I’m a proud papa!


I’ve been eagerly checking on my colony every day for the last week or two, because I was expecting a happy event. Tonight, it happened! The babies hatched out!

I expect you all to follow the the tradition and tell me how beautiful my baby is.

Well? I’m waiting!

There were somewhere upward of 80 babies that emerged today. This meant I had to immediately separate all of them into individual vials, or in many cases, 2 or 3 babies in a vial (I’ll separate them further later). I was just sitting there frantically plucking up spiders with a paintbrush and popping them into new vials, which was busy enough, but then…oops. I dropped the egg sac. I’m a klutz.

What happened next is that swarms of tiny, pin-head sized spiders were scurrying off to escape, usually taking flight on a thread of silk. So for about 20 minutes I was sitting there with a paintbrush in one hand and watchmaker forceps in the other, squinting into the air of the lab, my hands darting out to snag a nearly invisible strand of gossamer silk with a nearly microscopic dot of a baby spider on it.

I know some of them got away (sorry, lab neighbors — they’re tiny and cute, don’t worry) because even as I was putting everything away to go home I kept finding more strands hanging from my microscope, or from my computer, or from me. Who knows? I might have some on me right now.

I’ve got lots of baby spiders stuffed into my incubator now. Tomorrow I’ll give each one a fly, and I’ll start tracking their development and health.

Note the “R”. I’m calling this my Runestone line, because the mother (in the individual vial) and the egg sac were collected at Kensington Runestone park.

Now for a little dread: I’ve got 6 more egg sacs in the lab. I’m gonna need a bigger incubator and more tube racks.

Comments

  1. nomdeplume says

    Yes, beautiful (how can everyone not see that?). I’m always surprised by the number of baby spiders that emerge from the egg cases of orb spiders. There must be a very heavy predation on them.

  2. Forrest Phelps says

    Congrats! How’s it feel to be a proud Poppa again?
    BTW, I’m a little forgetful of the protocol. Is it one cigar per baby?

  3. Callinectes says

    From what I’ve seen most of your work is currently focused on charting the largely unknown and definitely not-yet-formalised waters of spider husbandry. I am curious as to what you intend to accomplish with them scientifically once that routine is settled. I assume it will be functionally comparable to the evolutionary development work you did with the zebra fish, but even there I don’t know what sort of specific research you were engaged in.

  4. says

    Do they really eat eachother, or is that baby mantids?

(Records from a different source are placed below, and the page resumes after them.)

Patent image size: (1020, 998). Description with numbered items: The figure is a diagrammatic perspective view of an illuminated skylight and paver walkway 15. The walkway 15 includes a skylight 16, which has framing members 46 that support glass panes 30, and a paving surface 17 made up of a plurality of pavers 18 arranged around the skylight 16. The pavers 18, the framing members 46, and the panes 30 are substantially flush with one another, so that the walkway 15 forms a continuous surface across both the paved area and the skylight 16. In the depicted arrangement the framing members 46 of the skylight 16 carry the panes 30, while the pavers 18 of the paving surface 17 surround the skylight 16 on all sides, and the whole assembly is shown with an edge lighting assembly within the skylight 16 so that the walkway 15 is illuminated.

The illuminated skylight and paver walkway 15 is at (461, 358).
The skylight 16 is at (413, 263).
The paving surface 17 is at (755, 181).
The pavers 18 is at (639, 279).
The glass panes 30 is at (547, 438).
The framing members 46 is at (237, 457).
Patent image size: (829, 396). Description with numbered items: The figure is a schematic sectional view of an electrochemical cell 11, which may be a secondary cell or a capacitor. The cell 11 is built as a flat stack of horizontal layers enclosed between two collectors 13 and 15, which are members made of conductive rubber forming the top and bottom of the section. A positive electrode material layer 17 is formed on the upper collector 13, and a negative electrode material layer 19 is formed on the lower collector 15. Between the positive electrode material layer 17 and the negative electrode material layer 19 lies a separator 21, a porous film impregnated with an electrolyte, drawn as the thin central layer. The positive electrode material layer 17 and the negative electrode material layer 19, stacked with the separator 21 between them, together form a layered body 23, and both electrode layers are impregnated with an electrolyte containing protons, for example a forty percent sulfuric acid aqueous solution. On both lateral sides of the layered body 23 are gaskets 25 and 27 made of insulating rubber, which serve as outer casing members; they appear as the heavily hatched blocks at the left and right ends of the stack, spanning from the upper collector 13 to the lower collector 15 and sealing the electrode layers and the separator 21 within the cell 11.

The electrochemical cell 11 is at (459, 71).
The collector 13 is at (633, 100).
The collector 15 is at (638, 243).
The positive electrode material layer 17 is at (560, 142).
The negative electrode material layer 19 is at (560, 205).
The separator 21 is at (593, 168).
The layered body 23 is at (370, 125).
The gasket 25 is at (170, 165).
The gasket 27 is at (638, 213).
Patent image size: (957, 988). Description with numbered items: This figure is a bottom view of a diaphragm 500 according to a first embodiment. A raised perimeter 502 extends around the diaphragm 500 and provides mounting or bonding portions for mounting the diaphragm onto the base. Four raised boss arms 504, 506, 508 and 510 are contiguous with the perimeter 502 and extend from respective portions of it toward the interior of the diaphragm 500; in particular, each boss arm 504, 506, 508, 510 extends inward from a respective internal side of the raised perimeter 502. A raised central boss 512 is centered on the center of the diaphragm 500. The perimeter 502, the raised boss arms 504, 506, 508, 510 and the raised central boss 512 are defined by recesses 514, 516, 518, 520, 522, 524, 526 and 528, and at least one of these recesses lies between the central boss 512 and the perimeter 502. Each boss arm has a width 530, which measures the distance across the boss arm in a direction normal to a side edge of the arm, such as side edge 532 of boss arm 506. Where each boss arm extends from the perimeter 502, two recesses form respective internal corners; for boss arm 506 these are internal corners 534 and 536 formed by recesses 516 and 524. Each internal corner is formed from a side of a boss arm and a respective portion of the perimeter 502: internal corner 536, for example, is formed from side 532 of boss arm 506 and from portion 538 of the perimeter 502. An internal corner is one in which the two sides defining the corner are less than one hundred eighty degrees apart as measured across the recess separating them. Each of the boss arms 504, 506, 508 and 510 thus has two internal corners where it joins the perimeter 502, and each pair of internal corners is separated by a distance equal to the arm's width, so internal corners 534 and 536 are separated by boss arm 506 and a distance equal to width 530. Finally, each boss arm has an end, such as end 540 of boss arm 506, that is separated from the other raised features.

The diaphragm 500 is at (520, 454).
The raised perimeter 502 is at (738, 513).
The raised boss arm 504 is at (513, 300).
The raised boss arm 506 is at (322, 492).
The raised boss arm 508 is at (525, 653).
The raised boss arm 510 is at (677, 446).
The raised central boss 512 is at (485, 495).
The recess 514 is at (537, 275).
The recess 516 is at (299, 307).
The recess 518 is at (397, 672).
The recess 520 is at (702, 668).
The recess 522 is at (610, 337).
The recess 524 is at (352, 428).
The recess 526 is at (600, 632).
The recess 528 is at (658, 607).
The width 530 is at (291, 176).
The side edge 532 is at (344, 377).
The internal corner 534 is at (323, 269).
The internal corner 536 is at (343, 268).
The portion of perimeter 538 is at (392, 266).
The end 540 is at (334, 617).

    Either way, it’s a good tshirt: “I like to watch my kids consume eachother and fight to survive,”

  5. says

    Aw, how cute! They are absolutely adorable when they’re that tiny. ( I had some in my bathroom about a week ago. My husband couldn’t stand it. I thought they were cute.)

  6. opposablethumbs says

    More adorable than most babies, certainly (human ones look like avocados! (the dark wrinkly kind, not (usually, at least) the smooth green kind, as I commented to the midwife at the time).
    Your mishap with the egg sac reminds me of the tale my mum once told me, when manymany years ago a visiting scientist accidentally knocked a container and released an entire contingent of crickets … they say that if you’re working alone in the lab late at night, when all is quiet, you can still hear the chirping of their descendents even now; playing their güiros with impunity as they travel happily around their domain via the ventilation ducts, where nobody can get at them.
    Just don’t tell your colleagues it was you, so they won’t know who to blame in days to come when the spiderlings take over.

  7. says

    My last experiment/observation with zebrafish was a student’s excellent work in studying the migration of neural crest derivatives in the formation of zebrafish stripes.

    Right now I’m focused on getting the basics of spider taxonomy and breeding down. I have a student who might be able to work in the lab in the fall, virus permitting, who will be doing a comparison of web- and nest-building in two closely related species of Parasteatoda — that’s going to be largely a behavioral study. Long-term, I’ll be looking at the heritability of behavioral traits — lots of people have been studying this in spiders, because they have distinctive variations in individual personality.

  8. nomdeplume says

    Add the genetics of web making to other behaviours and the complexity will be enormous and complex I think. Will you extend to looking at differences in genetics between orb weavers, wolf spiders, jumping spiders, trapdoor. spiders and so on?

  9. says

    No. I’m focusing on cobweb spiders, Theridiidae. The plan is to stick with two closely related species with one difference in their web-building behavior. I’m working with undergrads, so short projects with strongly limited goals that they can get done in a year.